A Reflection for the Feast of the Presentation of the Lord
When the days were completed for their purification
according to the law of Moses,
Mary and Joseph took Jesus up to Jerusalem
to present him to the Lord,
just as it is written in the law of the Lord,
Every male that opens the womb shall be consecrated to the Lord,
and to offer the sacrifice of
a pair of turtledoves or two young pigeons,
in accordance with the dictate in the law of the Lord. (Lk 2:22-40)
Whenever I think of Jesus, I tend to think of him in one of three distinct ways: first, I think of him at his birth in Bethlehem. Second, I think of him during his earthly ministry, which takes up the vast majority of the Gospels. Third, I think of him post-Resurrection and Ascension into heaven, when he takes his place at the right hand of God the Father. Now, I think these are all well and good (and I’m sure some readers think the same). These images of Jesus are certainly prominent for a reason—they’re the most relevant to our understanding of our faith.
But let’s pause for a moment to consider Jesus, not as the savior born of the Virgin Mary to save mankind from sin, but simply as a human being. After all, part of our faith is our belief that Jesus is fully human and fully divine. Jesus was more than just a stoic and messiah, whose only focus was the goal of salvation. He was also a man, and before that, a boy—and that comes along with everything that it means to be a human, just without the added burden of sin.
As Luke points out in today’s reading, Jesus did not get any special treatment for being the son of God. He still had to be brought to Jerusalem with his parents for a presentation ceremony, so that he might be “consecrated to the Lord.” This was one of many coming-of-age events that happened to a Jewish boy in first-century Judea, and certainly not the last that Jesus would experience. Earlier in this chapter, Luke talks of Jesus’ circumcision; later, there is the infamous scene when the twelve-year-old Christ appears to go missing during Passover in Jerusalem, and his parents find him causing a fuss with the temple’s rabbis. Then, when Jesus started to become an adult, he would learn carpentry from Joseph, inheriting his father’s trade from him.
Jesus is there in all the moments in your life that these stories remind you of because he, like us, had to go through them.
It is very easy to forget that Jesus was fully human, and it can be difficult to imagine what he must have been like. But he too had to go through long, uncomfortable ceremonies. He too ignored his parents’ wishes and did what he wanted. He too had those small and intimate moments where he connected with his family and friends. Jesus was fully human in addition to being fully divine, and nowhere was that seen more prominently than during his childhood.
I would encourage everyone to read between the lines of these various chapters of Jesus’ childhood because they are incredibly human and very relatable, in ways that the epic scope of his adult life miracles and ministry cannot really be. He was just like you and me.
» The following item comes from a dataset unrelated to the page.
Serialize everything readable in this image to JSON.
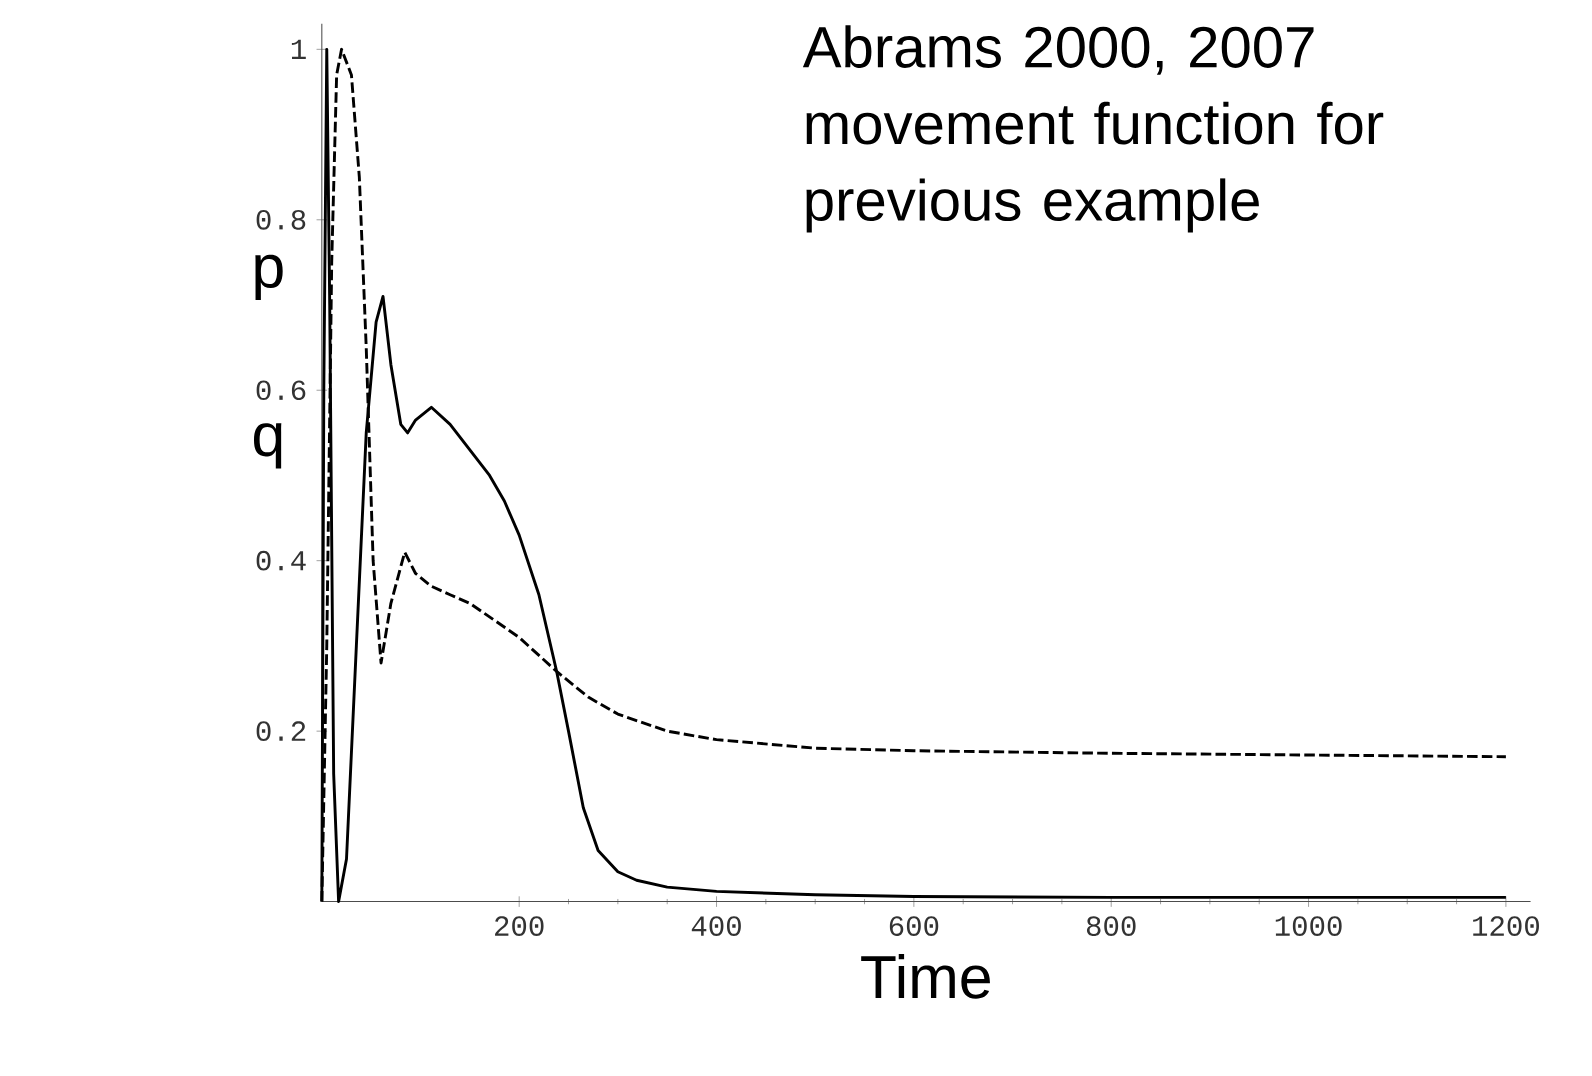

When he was consecrated at the temple, think back to your own baptism or the baptisms of family members. When he went missing in a big city and his parents scrambled to search for him, imagine the relief that Mary and Joseph must have felt when they finally found him (and what might have been some second-hand embarrassment from their child’s bold behavior). When Joseph was teaching his son how to be a carpenter, remember all the times that parental figures in your life taught you something valuable and passed down a part of themselves to you. Jesus experienced all of that and more. He’s there in all the moments in your life that these stories remind you of because he, like us, had to go through them.